But, Gould explains, a German scientist building on Linnaeus' work, Johann Friedrich Blumenbach (1752-1840), who first gave the name "Caucasian" to what Linnaeus had called the Europaeus group. Blumenbach assumed that people from the Caucaian mountain area, i.e., Georgia, represented the original and ideal form of Homo sapiens, and that other "races" were part of, as Gould says, "a successive departure from the Caucasian ideal."
Ironically, Blumenbach based this notion on his own subjective perception of Georgians as being a physical ideal of human beauty. He did not believe that this made other races inferior intellectually or physically (except for aesthetically). Ironically, "Blumenbach strongly upheld the unity of the human species against an alternative view, then growing in popularity (and surely more conducive to conventional forms of racism), that each major race had been separately created."
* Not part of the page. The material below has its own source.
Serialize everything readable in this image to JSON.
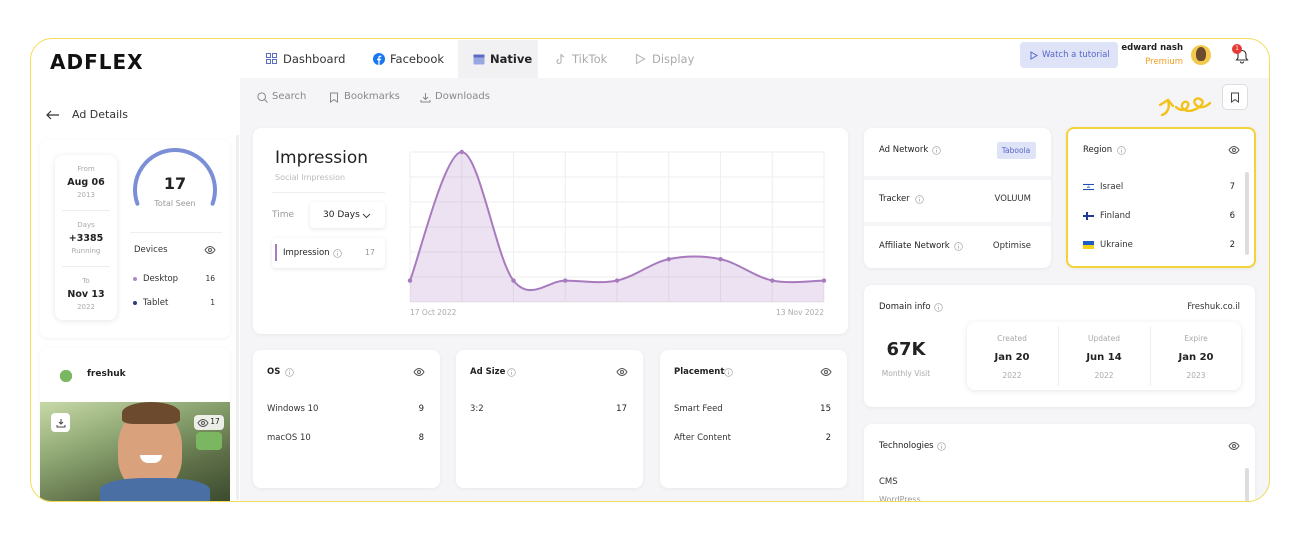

Blumenbach, writing 80 years before Darwin, believed that Homo sapiens had been created in a single region and had then spread over the globe. Our racial diversity, he then argued, arose as a result of this spread to other climates and topographies, and to our adoption of different modes of life in these various regions. Following the terminology of his time. Blumenbach referred to these changes as "degenerations" - not intending the modern sense of deterioration, but the literal meaning of departure from an initial form of humanity at the creation (de means "from," and genus refers to our original stock).
All this may seem far removed from the Lincoln-Douglas debates. But it provides a background of how the concept of race came to be viewed in 19th century slaveholding America.
Early defenders of North American slavery argued that it was a temporary institution. They justified it as bringing civilization to a "backward" people, the Africans. This justification was cynical enough, and was employed to justify a brutal system of traffic in human property and exploitation of that property.